Joe Biden, Michael Bloomberg |
Media mogul Michael Bloomberg, who spent $1 billion of his own money on a failed 2020 presidential bid, will inject at least $100 million to help Democrat Joe Biden’s campaign against President Donald Trump in Florida.
Reuters reports the billionaire’s decision comes at a critical moment in the final 51 days of the race, with polls showing a close race in the battleground state and no financial advantage for the sitting president as voting gets under way later this month.
Trump’s initial financial supremacy over former Vice President Biden evaporated after the Republican’s campaign spent freely and Democratic fundraising surged once the party’s divisive primary ended.
“Mike Bloomberg is committed to helping defeat Trump, and that is going to happen in the battleground states,” said Bloomberg adviser Kevin Sheekey, who added that the ex-New York City mayor’s spending “will mean Democrats and the Biden campaign can invest even more heavily in other key states like Pennsylvania, which will be critical to a Biden victory.”Even before Bloomberg’s spending, both campaigns were expecting Florida to be the most expensive state in which to campaign. It will be the biggest prize among competitive states on Election Day, offering 29 of the 270 Electoral College votes needed to win.
In-state voting by mail in Florida starts on Sept. 24, and Biden is planning his first in-person visit to Florida of the general election season on Tuesday.
Trump won the state by 113,000 votes in his victorious 2016 election, or 1.2 percentage points. He has since adopted the state as his residence and visits regularly.

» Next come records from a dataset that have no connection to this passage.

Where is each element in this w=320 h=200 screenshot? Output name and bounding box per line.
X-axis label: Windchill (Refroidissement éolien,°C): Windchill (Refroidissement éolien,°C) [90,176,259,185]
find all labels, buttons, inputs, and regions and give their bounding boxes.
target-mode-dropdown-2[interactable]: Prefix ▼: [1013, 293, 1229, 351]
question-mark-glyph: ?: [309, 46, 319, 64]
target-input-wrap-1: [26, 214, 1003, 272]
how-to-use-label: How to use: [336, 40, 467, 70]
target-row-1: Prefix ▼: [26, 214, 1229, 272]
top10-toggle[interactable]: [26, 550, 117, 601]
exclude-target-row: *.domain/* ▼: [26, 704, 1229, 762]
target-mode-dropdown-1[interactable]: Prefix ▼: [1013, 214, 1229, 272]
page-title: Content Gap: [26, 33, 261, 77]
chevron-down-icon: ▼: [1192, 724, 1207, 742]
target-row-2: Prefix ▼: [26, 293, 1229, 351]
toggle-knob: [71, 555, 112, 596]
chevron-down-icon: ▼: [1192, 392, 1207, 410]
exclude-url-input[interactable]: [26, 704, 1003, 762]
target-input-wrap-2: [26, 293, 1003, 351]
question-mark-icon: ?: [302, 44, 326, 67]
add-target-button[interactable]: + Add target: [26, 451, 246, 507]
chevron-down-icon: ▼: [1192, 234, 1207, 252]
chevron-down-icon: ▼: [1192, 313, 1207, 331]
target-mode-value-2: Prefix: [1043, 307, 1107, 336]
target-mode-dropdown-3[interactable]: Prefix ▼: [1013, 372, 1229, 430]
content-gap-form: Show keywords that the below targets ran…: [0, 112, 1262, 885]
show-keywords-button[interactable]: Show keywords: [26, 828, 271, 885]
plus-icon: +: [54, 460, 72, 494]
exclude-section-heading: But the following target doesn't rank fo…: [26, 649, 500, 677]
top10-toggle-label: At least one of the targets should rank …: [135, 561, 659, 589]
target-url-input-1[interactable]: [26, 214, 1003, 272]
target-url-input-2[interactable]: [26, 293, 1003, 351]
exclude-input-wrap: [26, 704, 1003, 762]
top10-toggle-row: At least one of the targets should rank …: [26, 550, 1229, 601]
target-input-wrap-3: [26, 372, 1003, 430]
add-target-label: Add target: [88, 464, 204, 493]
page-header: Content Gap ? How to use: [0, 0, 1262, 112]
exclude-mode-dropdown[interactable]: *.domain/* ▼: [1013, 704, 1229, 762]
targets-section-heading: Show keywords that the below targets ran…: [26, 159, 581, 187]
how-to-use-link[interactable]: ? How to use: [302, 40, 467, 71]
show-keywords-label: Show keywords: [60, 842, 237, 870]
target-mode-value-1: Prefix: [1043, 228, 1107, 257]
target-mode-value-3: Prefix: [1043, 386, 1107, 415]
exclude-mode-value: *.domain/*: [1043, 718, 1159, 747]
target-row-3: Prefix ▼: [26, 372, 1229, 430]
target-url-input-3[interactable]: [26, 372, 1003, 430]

Recent polls have shown Biden with a very slim margin there, gaining ground with older voters but trailing previous Democrats’ performance with Latinos. People over 65 years old make up one in five of the state’s population and Latinos make up one in four.
The candidates have already booked $58 million in advertisements to run between last Tuesday and the Nov. 3 election, more than any other single state, according to Advertising Analytics LLC, a market data firm.